Frank William Boreham 1871-1959

Frank William Boreham 1871-1959
A photo F W Boreham took of himself in 1911

Tuesday, September 26, 2006

Boreham on Nature's Wellspring





NEW BOREHAM BOOKS

Supply of Vitality
One of the reasons why F W Boreham wrote passionately about nature was because of nature’s capacity to exude life in a full and endless supply. Inviting readers to share his exultation of life at Wedge Bay, Boreham wrote:

"He will find himself in a world that is simply overflowing with life. He will be bewildered by its teeming abundance, its confusing multiplicity, its endless prodigality. He will find life, in every possible and impossible phase and form, swarming and scurrying, flapping and fluttering, rustling and crawling, whispering and twittering, bounding and splashing, everywhere and all the time! He will see life peeping forth from every crack and crevice. Life is breaking out and bursting up and bubbling over everywhere ... If they really want to see life, let them go to Wedge Bay!"[1]

Marvel of Spring
The experience of life in its essential form was never more evident for Boreham than in Spring. “However commonplace the year might be”. he told his southern hemisphere readers, “[September] holds for each of us one month of marvels”.[2] Saluting this season as “the sweet o’ the year”, Boreham continued: “The gladness of Springtime is the sheer joy of being alive. The assumption is sound. The rapture and intentness with which we watch the return of the swallows, the gilding of the wattle, the bursting of the bulbs.

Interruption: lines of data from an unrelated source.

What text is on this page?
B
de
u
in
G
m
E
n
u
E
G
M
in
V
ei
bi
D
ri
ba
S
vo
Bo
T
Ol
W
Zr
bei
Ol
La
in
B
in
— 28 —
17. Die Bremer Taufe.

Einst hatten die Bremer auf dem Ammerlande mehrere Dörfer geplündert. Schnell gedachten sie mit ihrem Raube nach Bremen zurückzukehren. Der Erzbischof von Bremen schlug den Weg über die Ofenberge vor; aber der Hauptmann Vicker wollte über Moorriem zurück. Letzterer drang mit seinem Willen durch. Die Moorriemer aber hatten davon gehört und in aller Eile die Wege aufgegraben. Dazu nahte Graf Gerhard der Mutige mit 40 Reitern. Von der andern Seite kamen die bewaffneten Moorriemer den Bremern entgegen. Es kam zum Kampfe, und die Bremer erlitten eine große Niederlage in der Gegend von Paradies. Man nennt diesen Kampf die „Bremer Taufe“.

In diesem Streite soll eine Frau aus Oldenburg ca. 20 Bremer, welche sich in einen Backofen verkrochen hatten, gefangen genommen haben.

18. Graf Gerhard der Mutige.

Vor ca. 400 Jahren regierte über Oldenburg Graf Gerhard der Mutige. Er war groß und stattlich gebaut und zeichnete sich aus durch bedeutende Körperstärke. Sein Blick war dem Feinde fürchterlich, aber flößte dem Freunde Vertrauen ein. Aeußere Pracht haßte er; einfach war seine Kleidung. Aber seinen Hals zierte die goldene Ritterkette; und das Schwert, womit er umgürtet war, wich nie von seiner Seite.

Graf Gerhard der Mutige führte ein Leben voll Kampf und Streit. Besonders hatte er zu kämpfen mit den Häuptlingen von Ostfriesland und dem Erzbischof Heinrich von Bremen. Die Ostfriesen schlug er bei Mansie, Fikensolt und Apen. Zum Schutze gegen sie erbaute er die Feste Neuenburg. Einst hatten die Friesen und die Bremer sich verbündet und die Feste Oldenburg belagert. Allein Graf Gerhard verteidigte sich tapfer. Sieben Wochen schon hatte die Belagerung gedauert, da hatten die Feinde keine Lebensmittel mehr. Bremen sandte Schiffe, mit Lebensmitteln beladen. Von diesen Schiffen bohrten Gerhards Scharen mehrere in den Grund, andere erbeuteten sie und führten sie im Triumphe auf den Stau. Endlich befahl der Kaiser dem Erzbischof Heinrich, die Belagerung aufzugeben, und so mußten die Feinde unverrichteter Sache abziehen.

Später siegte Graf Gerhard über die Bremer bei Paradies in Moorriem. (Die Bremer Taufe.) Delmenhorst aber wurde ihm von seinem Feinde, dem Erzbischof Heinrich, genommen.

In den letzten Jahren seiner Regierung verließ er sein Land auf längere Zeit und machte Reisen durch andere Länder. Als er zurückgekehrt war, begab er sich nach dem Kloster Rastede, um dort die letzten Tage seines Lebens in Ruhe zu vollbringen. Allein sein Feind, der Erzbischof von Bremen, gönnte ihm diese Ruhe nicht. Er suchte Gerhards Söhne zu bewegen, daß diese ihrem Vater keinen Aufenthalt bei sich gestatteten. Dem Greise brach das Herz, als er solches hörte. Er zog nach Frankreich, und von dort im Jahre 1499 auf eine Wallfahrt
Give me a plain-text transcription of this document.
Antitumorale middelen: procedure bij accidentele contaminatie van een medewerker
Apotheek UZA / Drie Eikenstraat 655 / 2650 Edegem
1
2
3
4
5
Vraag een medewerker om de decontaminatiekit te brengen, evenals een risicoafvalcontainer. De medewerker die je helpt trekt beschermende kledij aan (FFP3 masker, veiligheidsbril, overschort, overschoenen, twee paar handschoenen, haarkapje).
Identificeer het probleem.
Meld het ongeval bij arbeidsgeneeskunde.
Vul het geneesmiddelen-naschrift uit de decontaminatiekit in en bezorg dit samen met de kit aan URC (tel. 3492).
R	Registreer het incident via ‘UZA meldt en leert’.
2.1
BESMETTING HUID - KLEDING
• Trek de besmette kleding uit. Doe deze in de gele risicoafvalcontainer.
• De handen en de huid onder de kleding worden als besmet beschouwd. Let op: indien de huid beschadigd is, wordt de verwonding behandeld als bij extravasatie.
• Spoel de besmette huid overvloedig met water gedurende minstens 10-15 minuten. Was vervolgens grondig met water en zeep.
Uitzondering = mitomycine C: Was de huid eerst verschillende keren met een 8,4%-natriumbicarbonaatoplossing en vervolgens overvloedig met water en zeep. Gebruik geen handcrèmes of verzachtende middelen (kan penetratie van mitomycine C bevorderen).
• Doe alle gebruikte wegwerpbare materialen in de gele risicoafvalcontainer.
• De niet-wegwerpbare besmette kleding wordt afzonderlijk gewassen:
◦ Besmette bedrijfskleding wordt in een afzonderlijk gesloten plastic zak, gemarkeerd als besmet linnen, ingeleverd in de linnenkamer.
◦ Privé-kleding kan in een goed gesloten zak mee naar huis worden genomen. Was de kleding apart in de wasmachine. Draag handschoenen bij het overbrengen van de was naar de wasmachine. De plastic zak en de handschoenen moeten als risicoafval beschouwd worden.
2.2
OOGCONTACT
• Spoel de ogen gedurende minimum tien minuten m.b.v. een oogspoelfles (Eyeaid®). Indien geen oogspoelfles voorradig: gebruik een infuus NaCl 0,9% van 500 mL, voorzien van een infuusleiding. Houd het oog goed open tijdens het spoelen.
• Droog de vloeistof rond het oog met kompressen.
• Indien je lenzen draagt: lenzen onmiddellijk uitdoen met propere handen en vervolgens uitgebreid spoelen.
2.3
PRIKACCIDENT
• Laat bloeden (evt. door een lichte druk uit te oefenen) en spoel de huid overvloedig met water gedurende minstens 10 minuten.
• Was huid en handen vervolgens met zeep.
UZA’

The vernal roaming of the elms, the oaks and the poplars, and all the familiar signs of the passing of Winter and the approach of summer days, is simply an integral phase of our passionate love of living”.[3]

Joy of Life
Boreham’s love of life and his views about Spring were shaped by Richard Jeffries. “Nobody has written with more precision on the subject of Spring”, declared Boreham, “than has Richard Jefferies”.[4] Boreham shared Jeffries’ ecstasy in waiting for the coming of Spring. The naturalist was fascinated by “the joy of life” and his love of Spring was “not so much for its own sake, as for the sake of the life that the Spring so abundantly produces”.[5]

Geoff Pound

Image: “the coming of Spring”

[1] Boreham, The golden milestone, 114.
[2] Boreham, Mercury, 2 November 1946.
[3] Boreham, Mercury, 3 September 1949.
[4] Boreham, Mercury, 2 November 1946.
[5] Boreham, Mercury, 2 November 1946.